All The Ice on Earth May Be Melting

In several recent surveys, researchers have concluded that the Earth's ice levels are decreasing at an alarming rate and must be taken into account.

Earth’s ice is melting faster today than it was in the 1990s, new research suggests, as climate change nudges global temperatures ever higher. Altogether, an estimated 28 trillion metric tons of ice have melted away from the world’s sea ice, ice sheets, and glaciers since the mid-1990s. Annually, the melt rate is now about 57% faster than it was three decades ago, scientists report in a study published Monday in the journal The Cryosphere.

“It was a surprise to see such a large increase in just 30 years,” said co-author Thomas Slater, a glaciologist at Leeds University in Britain. While the situation is clear to those depending on mountain glaciers for drinking water, or relying on winter sea ice to protect coastal homes from storms, the Earth’s ice melt has begun to move attention far from frozen regions, Slater noted.

Aside from being captivated by the beauty of polar regions, “people do recognize that, although the ice is far away, the effects of the melting will be felt by them,” he said. The melting of land ice, on Antarctica, Greenland, and mountain glaciers has added enough water to the ocean during the three-decade time period to raise the average global sea level by 3.5 centimeters. Moreover, ice loss from mountain glaciers accounted for 22% of the annual ice loss on Earth, which is astonishing considering it accounts for only about 1% of all land ice on the land, Slater stated.

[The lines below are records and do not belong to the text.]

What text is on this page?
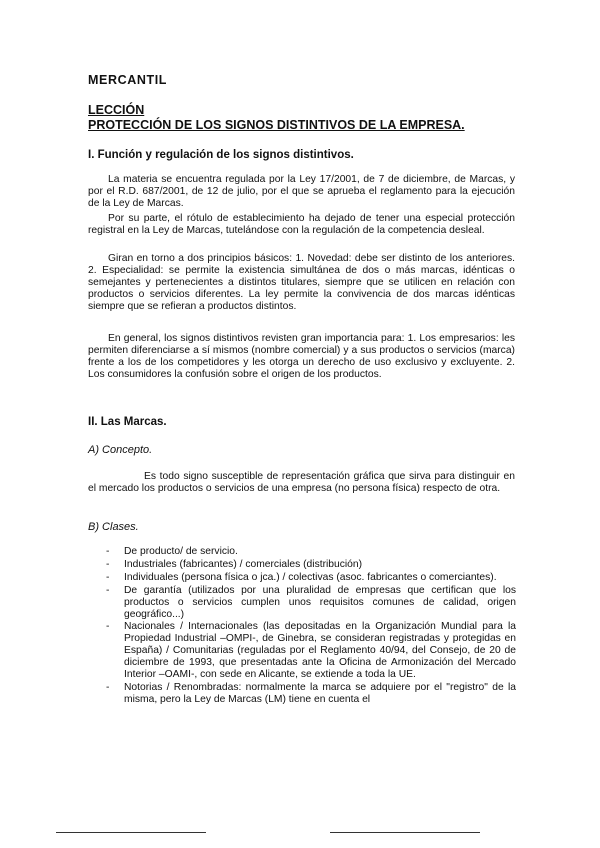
MERCANTIL
LECCIÓN
PROTECCIÓN DE LOS SIGNOS DISTINTIVOS DE LA EMPRESA.
I. Función y regulación de los signos distintivos.

La materia se encuentra regulada por la Ley 17/2001, de 7 de diciembre, de Marcas, y por el R.D. 687/2001, de 12 de julio, por el que se aprueba el reglamento para la ejecución de la Ley de Marcas.

Por su parte, el rótulo de establecimiento ha dejado de tener una especial protección registral en la Ley de Marcas, tutelándose con la regulación de la competencia desleal.

Giran en torno a dos principios básicos: 1. Novedad: debe ser distinto de los anteriores. 2. Especialidad: se permite la existencia simultánea de dos o más marcas, idénticas o semejantes y pertenecientes a distintos titulares, siempre que se utilicen en relación con productos o servicios diferentes. La ley permite la convivencia de dos marcas idénticas siempre que se refieran a productos distintos.

En general, los signos distintivos revisten gran importancia para: 1. Los empresarios: les permiten diferenciarse a sí mismos (nombre comercial) y a sus productos o servicios (marca) frente a los de los competidores y les otorga un derecho de uso exclusivo y excluyente. 2. Los consumidores la confusión sobre el origen de los productos.

II. Las Marcas.
A) Concepto.

Es todo signo susceptible de representación gráfica que sirva para distinguir en el mercado los productos o servicios de una empresa (no persona física) respecto de otra.

B) Clases.
- De producto/ de servicio.
- Industriales (fabricantes) / comerciales (distribución)
- Individuales (persona física o jca.) / colectivas (asoc. fabricantes o comerciantes).
- De garantía (utilizados por una pluralidad de empresas que certifican que los productos o servicios cumplen unos requisitos comunes de calidad, origen geográfico...)
- Nacionales / Internacionales (las depositadas en la Organización Mundial para la Propiedad Industrial –OMPI-, de Ginebra, se consideran registradas y protegidas en España) / Comunitarias (reguladas por el Reglamento 40/94, del Consejo, de 20 de diciembre de 1993, que presentadas ante la Oficina de Armonización del Mercado Interior –OAMI-, con sede en Alicante, se extiende a toda la UE.
- Notorias / Renombradas: normalmente la marca se adquiere por el "registro" de la misma, pero la Ley de Marcas (LM) tiene en cuenta el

Across the Arctic, sea ice is also decreasing to new lows. Last year saw the second-lowest sea ice extent in more than 40 years of satellite monitoring. As sea ice vanishes, it exposes the dark water which absorbs solar radiation, instead of reflecting it back out of the atmosphere. This phenomenon, known as Arctic amplification, boosts regional temperatures even further and has been damaging the Earth’s atmosphere. The global atmospheric temperature has risen by about 1.1 degrees Celsius since pre-industrial times. But in the Arctic, the warming rate has been more than twice the global average in the last 30 years.

Calculating even an estimated ice loss total from the Earth’s glaciers, ice sheets, and polar seas is “a really interesting approach and one that’s actually quite needed,” said geologist Gabriel Wolken with the Alaska Division of Geological and Geophysical Surveys. In Alaska, people are “keenly aware” of glacial ice loss, Wolken said. “You can see the changes with the human eye.” Research scientist Julienne Stroeve of the National Snow and Ice Data Center in Boulder, Colorado noted the study had not included snow cover over land, “which also has a strong albedo feedback”, referring to a measure of how reflective a surface is.